The Congressional Budget Office calculates the cost at US$660 million over five years, relatively cheap as farm programs go. But that is an estimate based on assumptions about how much sugar will come across the border. In truth, no one is sure.

"The US Department of Agriculture would be taking on a limitless commitment to buy any quantity of sugar offered at a guaranteed price, and that would get very expensive, very quickly," said Robert Thompson, a University of Illinois professor of agricultural policy.

At issue is part of the North American Free Trade Agreement, the trade pact meant to create a common market among Mexico, Canada and the US. Though it was adopted in 1993, some of its more controversial provisions are only now taking effect.

One of them will soon open the US to unlimited sugar imports from Mexico -- the biggest crack in years in the wall of price supports and protectionism that the government, at the behest of the sugar industry, has erected against foreign competition. That system includes quotas to limit domestic production and tariffs to limit imports, resulting in a market price for sugar in the US that is typically twice the world market price.
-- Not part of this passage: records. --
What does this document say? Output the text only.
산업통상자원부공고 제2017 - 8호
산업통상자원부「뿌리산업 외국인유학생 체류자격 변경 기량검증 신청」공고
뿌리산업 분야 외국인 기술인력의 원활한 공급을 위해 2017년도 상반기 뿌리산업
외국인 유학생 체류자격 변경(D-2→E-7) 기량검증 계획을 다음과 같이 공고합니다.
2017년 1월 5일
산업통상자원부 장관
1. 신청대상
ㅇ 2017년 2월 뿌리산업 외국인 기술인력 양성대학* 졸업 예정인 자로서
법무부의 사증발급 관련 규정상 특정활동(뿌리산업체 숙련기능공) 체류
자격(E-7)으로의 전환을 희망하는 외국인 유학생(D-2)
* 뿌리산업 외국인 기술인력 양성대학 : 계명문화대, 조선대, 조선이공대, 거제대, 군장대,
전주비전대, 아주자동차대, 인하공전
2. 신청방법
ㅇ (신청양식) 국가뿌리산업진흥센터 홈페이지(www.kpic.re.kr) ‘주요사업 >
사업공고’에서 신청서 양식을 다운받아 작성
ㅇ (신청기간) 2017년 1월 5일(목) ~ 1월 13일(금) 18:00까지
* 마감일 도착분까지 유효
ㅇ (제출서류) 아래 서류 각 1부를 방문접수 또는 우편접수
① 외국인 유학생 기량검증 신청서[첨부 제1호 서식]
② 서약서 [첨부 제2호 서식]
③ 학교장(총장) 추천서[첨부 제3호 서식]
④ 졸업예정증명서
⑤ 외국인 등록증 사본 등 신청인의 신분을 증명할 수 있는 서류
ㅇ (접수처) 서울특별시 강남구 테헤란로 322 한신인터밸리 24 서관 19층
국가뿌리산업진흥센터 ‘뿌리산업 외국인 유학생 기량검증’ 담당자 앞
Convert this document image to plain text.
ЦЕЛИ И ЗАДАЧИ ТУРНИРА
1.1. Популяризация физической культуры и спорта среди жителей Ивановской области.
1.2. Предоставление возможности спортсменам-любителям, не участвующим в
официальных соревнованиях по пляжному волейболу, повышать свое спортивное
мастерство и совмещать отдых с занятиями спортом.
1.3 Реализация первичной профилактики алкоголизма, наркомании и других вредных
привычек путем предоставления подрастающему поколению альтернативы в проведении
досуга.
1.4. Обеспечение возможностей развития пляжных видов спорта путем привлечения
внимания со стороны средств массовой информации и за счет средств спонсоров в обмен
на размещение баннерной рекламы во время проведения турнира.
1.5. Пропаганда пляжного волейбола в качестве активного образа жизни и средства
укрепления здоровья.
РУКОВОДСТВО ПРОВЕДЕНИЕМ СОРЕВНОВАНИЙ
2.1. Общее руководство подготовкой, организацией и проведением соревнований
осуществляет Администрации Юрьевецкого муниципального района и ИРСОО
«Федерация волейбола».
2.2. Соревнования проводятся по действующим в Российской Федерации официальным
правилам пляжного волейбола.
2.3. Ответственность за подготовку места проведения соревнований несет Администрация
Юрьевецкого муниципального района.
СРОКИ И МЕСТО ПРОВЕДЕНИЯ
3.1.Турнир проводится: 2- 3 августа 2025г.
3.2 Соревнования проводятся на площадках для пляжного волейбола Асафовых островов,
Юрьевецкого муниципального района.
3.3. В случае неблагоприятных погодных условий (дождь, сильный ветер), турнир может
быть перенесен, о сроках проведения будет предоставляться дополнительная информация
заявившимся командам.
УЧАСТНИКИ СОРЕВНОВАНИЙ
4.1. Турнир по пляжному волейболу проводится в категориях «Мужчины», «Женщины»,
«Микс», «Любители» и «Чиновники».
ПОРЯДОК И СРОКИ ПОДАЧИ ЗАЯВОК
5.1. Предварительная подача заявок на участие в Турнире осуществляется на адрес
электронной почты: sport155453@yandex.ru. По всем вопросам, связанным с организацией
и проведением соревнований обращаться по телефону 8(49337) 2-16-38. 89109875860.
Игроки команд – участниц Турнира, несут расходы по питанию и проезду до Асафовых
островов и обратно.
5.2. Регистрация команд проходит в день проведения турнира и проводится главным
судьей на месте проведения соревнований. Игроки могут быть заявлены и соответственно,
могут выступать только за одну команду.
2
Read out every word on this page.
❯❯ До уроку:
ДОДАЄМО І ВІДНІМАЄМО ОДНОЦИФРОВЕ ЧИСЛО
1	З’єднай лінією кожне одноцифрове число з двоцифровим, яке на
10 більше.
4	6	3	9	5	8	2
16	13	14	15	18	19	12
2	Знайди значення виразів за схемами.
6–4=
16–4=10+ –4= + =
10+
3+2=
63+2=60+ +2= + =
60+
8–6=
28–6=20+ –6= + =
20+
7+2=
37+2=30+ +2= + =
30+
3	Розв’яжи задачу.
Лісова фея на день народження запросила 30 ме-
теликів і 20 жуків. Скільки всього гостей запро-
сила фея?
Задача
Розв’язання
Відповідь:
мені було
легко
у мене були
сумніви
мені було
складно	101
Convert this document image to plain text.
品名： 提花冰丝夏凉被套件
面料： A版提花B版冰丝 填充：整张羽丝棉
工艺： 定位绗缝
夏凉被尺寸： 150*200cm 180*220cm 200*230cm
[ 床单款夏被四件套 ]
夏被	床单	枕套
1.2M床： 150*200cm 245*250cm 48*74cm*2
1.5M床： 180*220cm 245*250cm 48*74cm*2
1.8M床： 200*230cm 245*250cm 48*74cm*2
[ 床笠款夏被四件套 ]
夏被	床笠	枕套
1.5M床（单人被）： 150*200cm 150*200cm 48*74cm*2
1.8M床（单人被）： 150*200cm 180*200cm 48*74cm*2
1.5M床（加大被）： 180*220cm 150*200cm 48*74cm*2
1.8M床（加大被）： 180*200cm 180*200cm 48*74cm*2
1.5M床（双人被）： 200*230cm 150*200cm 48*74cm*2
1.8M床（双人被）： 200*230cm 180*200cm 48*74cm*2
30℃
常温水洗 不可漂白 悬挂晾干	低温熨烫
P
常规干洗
The provision of the trade pact will work in both directions, with the US able to export to Mexico a form of corn syrup often used as a sweetener. That sweetener, much cheaper than sugar, could displace some sugar use in Mexico, making more available to ship to the US. Amid uncertainty over what will happen, the nation's 12,000 sugar cane and sugar beet farmers are appealing to Washington for an insurance policy.